Most books skip over the ordinary things of life. Eating breakfast, washing dishes, and having those boring conversations about boring things we all have to suffer through once in a while. These ordinary things make up a life, but they are just that, ordinary. Every day. The usual.

Stories talk about extraordinary things. Like learning how to ride a dragon or a space ship, saving the earth, or doing magic. These are the stuff epic stories are made of. The stories focus on the fantastic, and we wonder if the character ever eat.

Some books, however, glory in the ordinary. Instead of skipping over it, they revel in the details of an average day. Such a book is ‘Small Things Like These’, by Claire Keegan.

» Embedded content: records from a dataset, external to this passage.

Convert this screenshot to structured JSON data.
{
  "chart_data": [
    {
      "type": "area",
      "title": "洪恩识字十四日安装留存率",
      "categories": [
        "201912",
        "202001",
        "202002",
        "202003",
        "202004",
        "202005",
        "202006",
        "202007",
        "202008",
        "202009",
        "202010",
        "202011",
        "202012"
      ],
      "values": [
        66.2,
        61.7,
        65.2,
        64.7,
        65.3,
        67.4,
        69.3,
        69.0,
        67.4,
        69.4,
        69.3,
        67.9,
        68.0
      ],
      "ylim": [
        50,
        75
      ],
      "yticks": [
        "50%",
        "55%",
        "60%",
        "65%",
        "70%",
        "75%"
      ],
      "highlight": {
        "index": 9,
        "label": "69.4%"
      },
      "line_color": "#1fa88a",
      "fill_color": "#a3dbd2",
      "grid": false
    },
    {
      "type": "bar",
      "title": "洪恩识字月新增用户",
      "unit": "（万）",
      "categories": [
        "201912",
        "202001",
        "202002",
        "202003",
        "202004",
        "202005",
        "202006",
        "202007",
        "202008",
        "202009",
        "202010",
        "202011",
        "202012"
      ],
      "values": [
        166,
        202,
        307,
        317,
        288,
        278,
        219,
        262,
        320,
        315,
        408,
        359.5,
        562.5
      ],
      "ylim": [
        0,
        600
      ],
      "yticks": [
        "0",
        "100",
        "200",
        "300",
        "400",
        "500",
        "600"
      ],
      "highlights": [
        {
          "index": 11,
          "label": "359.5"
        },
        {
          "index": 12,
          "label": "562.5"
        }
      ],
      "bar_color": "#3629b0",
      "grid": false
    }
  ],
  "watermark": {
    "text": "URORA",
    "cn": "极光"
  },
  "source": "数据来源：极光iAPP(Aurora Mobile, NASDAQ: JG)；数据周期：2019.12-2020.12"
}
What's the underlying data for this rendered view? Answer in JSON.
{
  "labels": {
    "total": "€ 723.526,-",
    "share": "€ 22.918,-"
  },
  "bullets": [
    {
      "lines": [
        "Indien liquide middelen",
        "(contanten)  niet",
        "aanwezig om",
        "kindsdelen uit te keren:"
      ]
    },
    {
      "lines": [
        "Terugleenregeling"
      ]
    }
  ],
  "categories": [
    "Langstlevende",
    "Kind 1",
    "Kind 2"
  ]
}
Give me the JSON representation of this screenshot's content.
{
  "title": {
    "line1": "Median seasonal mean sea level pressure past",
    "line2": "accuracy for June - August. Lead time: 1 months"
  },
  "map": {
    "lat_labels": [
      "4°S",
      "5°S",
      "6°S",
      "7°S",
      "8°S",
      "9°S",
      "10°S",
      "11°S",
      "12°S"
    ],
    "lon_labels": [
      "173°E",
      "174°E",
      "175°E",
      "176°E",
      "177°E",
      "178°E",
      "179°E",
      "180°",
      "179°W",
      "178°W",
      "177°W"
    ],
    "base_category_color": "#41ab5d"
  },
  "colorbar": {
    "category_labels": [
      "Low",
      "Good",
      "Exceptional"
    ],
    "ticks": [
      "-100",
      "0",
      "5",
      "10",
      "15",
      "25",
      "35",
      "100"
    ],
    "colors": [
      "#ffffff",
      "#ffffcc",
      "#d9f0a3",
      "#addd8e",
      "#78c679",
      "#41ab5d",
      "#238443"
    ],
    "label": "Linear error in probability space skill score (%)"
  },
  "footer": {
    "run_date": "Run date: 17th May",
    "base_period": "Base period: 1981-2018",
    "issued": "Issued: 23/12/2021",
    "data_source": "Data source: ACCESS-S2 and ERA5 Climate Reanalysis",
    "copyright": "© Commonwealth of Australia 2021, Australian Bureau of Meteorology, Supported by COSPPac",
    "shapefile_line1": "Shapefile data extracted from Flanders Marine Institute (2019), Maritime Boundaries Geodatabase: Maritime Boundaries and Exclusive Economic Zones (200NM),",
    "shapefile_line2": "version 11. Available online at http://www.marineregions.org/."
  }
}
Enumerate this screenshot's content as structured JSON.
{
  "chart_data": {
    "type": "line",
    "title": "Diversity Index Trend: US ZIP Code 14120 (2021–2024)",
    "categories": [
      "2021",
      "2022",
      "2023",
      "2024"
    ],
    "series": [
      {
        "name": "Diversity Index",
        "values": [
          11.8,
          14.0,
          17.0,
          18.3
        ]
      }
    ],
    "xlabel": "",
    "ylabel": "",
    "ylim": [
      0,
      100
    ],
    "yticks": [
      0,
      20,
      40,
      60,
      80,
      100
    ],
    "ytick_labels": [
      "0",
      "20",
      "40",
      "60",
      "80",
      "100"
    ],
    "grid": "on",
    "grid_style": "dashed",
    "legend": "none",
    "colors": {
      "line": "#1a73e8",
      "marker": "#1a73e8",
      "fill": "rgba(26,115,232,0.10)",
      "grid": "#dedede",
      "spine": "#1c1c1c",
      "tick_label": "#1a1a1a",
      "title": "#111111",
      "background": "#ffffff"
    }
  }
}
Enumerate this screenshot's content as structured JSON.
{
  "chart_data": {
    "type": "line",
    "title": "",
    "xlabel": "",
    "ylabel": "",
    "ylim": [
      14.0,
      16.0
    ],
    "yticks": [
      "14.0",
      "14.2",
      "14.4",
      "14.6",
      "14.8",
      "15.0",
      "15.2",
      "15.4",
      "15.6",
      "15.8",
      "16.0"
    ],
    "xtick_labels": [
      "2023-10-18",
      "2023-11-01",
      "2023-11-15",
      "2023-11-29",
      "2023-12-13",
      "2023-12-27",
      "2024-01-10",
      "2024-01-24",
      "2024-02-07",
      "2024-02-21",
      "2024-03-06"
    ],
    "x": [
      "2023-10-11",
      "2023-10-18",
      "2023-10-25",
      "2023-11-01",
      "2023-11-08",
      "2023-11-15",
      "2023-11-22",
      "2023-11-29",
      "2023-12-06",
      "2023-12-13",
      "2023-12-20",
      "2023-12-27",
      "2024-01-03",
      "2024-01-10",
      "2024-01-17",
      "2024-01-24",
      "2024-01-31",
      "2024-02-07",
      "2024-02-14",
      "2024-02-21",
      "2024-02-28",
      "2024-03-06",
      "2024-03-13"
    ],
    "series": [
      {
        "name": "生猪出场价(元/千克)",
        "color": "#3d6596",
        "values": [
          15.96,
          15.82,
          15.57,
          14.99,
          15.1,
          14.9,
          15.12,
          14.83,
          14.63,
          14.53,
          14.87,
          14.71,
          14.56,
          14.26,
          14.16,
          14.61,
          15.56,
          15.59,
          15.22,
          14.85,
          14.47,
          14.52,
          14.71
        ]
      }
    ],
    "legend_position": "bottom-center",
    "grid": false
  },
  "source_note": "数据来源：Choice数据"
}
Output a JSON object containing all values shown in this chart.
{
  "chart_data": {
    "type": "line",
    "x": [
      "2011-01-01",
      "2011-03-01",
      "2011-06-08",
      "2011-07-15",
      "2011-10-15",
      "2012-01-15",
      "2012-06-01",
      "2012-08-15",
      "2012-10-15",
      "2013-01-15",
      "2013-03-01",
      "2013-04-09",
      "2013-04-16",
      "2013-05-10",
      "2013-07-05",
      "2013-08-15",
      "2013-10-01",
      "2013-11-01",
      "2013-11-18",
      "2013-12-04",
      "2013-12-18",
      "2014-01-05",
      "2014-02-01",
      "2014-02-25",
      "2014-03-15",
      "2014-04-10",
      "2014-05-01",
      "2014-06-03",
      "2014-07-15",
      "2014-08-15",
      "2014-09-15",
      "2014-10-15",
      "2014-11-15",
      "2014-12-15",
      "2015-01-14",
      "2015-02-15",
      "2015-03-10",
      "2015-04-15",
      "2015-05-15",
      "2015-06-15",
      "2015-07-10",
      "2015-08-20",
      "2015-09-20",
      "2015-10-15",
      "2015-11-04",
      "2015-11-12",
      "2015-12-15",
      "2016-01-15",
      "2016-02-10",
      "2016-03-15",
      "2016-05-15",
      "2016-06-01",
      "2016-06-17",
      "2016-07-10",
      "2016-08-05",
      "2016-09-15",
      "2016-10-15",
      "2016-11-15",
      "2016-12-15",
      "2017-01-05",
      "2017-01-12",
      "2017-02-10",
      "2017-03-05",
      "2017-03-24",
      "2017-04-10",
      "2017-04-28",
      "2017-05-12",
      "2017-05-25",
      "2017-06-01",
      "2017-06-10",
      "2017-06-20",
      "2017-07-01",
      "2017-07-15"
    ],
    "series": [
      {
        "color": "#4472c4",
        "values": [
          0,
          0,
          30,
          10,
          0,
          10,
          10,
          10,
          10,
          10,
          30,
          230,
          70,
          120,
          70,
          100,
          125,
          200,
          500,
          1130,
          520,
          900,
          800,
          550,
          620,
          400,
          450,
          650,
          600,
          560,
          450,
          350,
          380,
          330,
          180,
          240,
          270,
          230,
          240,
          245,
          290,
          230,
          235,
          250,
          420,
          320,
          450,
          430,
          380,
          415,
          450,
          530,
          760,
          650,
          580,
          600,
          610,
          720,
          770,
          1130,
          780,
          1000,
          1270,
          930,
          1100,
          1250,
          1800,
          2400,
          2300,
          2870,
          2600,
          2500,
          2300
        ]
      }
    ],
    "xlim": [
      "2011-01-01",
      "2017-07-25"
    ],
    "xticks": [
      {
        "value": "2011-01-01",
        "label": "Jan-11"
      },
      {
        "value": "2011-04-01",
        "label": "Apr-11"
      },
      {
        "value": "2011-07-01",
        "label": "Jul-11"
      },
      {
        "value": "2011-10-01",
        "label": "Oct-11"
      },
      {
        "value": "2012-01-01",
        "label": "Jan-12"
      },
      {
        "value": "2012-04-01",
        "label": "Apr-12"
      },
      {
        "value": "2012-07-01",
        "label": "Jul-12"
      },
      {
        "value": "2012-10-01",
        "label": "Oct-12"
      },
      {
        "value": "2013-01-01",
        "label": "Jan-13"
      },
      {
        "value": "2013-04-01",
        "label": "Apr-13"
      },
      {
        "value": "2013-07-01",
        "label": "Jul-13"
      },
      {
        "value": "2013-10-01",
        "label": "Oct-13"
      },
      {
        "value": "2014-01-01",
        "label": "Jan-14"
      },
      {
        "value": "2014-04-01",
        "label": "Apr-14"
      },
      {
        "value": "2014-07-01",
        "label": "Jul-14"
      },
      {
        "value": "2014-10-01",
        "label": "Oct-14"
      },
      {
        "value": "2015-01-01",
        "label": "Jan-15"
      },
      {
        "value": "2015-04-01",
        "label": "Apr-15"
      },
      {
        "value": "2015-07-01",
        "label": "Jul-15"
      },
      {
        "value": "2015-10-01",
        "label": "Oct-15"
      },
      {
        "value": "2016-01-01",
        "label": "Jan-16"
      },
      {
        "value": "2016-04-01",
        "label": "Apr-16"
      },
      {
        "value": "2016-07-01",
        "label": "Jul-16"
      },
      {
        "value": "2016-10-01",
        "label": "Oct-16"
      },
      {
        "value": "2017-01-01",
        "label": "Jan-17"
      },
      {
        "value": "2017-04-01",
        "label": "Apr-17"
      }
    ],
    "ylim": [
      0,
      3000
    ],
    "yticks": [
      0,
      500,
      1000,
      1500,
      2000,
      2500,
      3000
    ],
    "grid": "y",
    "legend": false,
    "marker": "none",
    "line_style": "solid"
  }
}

It is a short book. Only two hours if you are listening to it. The entire thing is snapshot of an ordinary life over the course of a few days. Bill Furlong, our protagonist, is a husband and father, and owns a coal yard. In case you were wondering, it is set in Ireland in the 1980’s, which is a great reason to love the book already. Anyway. In the story, he is just going about his daily routine during the holiday season.

But, in describing it this way, I am not doing the story justice. This book is made up of layers upon layers. The first layer is the outer ordinariness of life. The second is Bill’s inner life. His thoughts, wishes, and memories. Throughout his average days, Bill is considering his past, his present, and his future. He remembers where he has been, and wonders what it is all for. Of course, he isn’t always thinking so introspectively. After all, everyone thinks about ordinary things sometimes. Such as Christmas presents and jigsaw puzzles.

This was a part of the book I loved. Where the inner life of our character Bill is in juxtaposition to the outer ordinariness of life. Our inner lives run through and in our outer lives, sometimes what is going on inside of us has nothing to do with the outer circumstances of life. But it is the lens through which I see my outer life, and give meaning to it.

The last layer, so deep we only see glimpses of it, is Bill pondering a great decision he needs to make. Should he act, or should he leave it be? It is this decision that drives the course of the entire book. Bill is faced with a moral dilemma, and as he goes about his life, he wonders how to resolve it.

Just in case you want to read it, I won’t tell you exactly what his moral dilemma is. However, I will tell you it ends beautifully. All of the layers of the story, and of his life, come together in a harmonious whole. The book ends with hope for the future, hope that exudes into every layer, despite the odds stacked against it.

I loved this book and its celebration of ordinary life, and ordinary heroism. It reminded me to look for the beauty surrounding my life in the midst of the ordinary.